Ad esempio, scarso numero di dipendenti pubblici, scarse attività a carico dell’ente oltre quelle strettamente obbligatorie a norma di legge.

Talvolta, è stata riscontrata l’eccessiva onerosità del compenso a fronte degli impegni da svolgere nel contesto dell’ente.

Successivamente alle restrizioni apportate dalla Legge finanziaria 2010, si sono riscontrati casi in cui gli Enti Locali con popolazione inferiore ai 100.000 abitanti hanno inteso procedere comunque alla nomina del direttore (es. Corte Dei Conti, Sezione Prima Giurisdizionale Centrale Di Appello, Sentenza n.272/2015/A).
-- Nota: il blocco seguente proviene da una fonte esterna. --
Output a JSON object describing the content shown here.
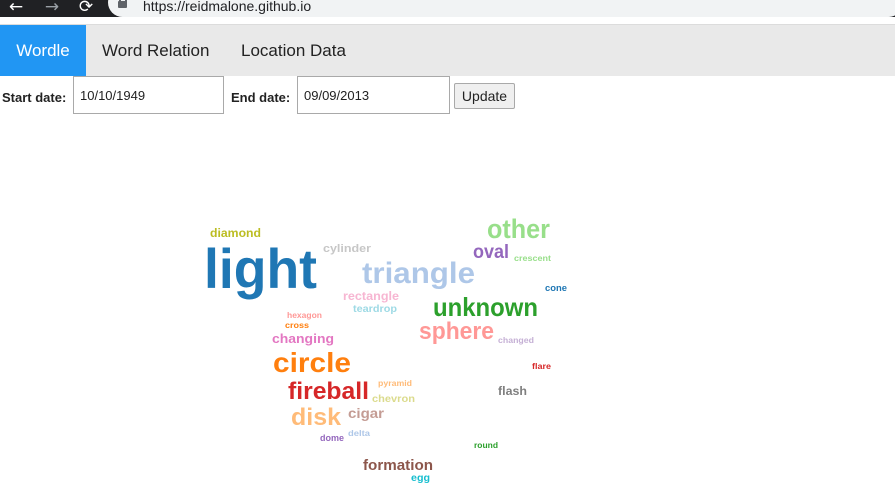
{
  "browser": {
    "url": "https://reidmalone.github.io",
    "back_icon": "←",
    "forward_icon": "→",
    "reload_icon": "⟳"
  },
  "nav": {
    "tabs": [
      {
        "label": "Wordle",
        "active": true
      },
      {
        "label": "Word Relation",
        "active": false
      },
      {
        "label": "Location Data",
        "active": false
      }
    ],
    "active_color": "#2196f3"
  },
  "form": {
    "start_label": "Start date:",
    "start_value": "10/10/1949",
    "end_label": "End date:",
    "end_value": "09/09/2013",
    "update_label": "Update"
  },
  "wordcloud": {
    "words": [
      {
        "text": "diamond",
        "color": "#bcbd22"
      },
      {
        "text": "light",
        "color": "#1f77b4"
      },
      {
        "text": "cylinder",
        "color": "#c7c7c7"
      },
      {
        "text": "triangle",
        "color": "#aec7e8"
      },
      {
        "text": "other",
        "color": "#98df8a"
      },
      {
        "text": "oval",
        "color": "#9467bd"
      },
      {
        "text": "crescent",
        "color": "#98df8a"
      },
      {
        "text": "cone",
        "color": "#1f77b4"
      },
      {
        "text": "rectangle",
        "color": "#f7b6d2"
      },
      {
        "text": "teardrop",
        "color": "#9edae5"
      },
      {
        "text": "unknown",
        "color": "#2ca02c"
      },
      {
        "text": "hexagon",
        "color": "#ff9896"
      },
      {
        "text": "cross",
        "color": "#ff7f0e"
      },
      {
        "text": "changing",
        "color": "#e377c2"
      },
      {
        "text": "sphere",
        "color": "#ff9896"
      },
      {
        "text": "changed",
        "color": "#c5b0d5"
      },
      {
        "text": "circle",
        "color": "#ff7f0e"
      },
      {
        "text": "flare",
        "color": "#d62728"
      },
      {
        "text": "pyramid",
        "color": "#ffbb78"
      },
      {
        "text": "fireball",
        "color": "#d62728"
      },
      {
        "text": "chevron",
        "color": "#dbdb8d"
      },
      {
        "text": "flash",
        "color": "#7f7f7f"
      },
      {
        "text": "cigar",
        "color": "#c49c94"
      },
      {
        "text": "disk",
        "color": "#ffbb78"
      },
      {
        "text": "delta",
        "color": "#aec7e8"
      },
      {
        "text": "dome",
        "color": "#9467bd"
      },
      {
        "text": "round",
        "color": "#2ca02c"
      },
      {
        "text": "formation",
        "color": "#8c564b"
      },
      {
        "text": "egg",
        "color": "#17becf"
      }
    ]
  }
}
Ancora, è stata contestata la modalità di scelta del soggetto per ricoprire l’incarico, in difformità da quanto previsto dai regolamenti degli uffici e servizi dell’ente per il personale dirigenziale.

Tuttavia, nella pratica, le irregolarità nelle nomine hanno riguardato per lo più i segretari comunali.

Titolo di studio necessari direttori

Qualche scalpore ha suscitato la nomina a direttori generali degli Enti, con remunerazione cospicua (quasi pari a quella del sindaco), di dirigenti dei partiti politici di giunta (ad es. al Comune di Milano) senza nemmeno una laurea.

A chi spetta nominare il direttore generale

La legge prevede che siano il Sindaco e il Presidente della Provincia che possono nominare il direttore generale, sicché sono anzitutto queste due figure che possono, con la nomina, provocare un danno all’erario.

D’altro canto, sia la nomina che la revoca, sempre per disposizione normativa, sono sottoposte al vaglio delle giunte degli enti, sicché, a seconda delle risultanze delle indagini nei casi specifici, possono essere condannati anche i membri delle giunte, ossia gli assessori.

Spesso, infine, i giudizi hanno riguardato anche persone che ricoprivano già il ruolo di segretari comunali, a cui era stato attribuito anche quello di direttore generale.

La motivazione di una nomina illecita da parte di un Sindaco o Presidente di Provincia risiede normalmente nel rapporto di fiducia intercorrente con la persona che si vuole nominare, dato che il ruolo particolare attribuito dalla legge al direttore generale, di cinghia di trasmissione fra livello politico ed attuativo, così come la stessa durata dell’incarico coincidente con quella del mandato elettivo, ne fanno una figura importante per il successo dell’azione del sindaco o presidente provinciale.

Per quanto riguarda il caso in cui la nomina abbia riguardato, provocando un danno, un soggetto già segretario comunale, dal punto di vista di quest’ultimo la motivazione risiede, oltre che nel vantaggio patrimoniale, nel desiderio di evitare il rischio di conflittualità, spesso riscontrata, fra le figure di segretario e direttore, quando appunto non rivestite dalla medesima persona.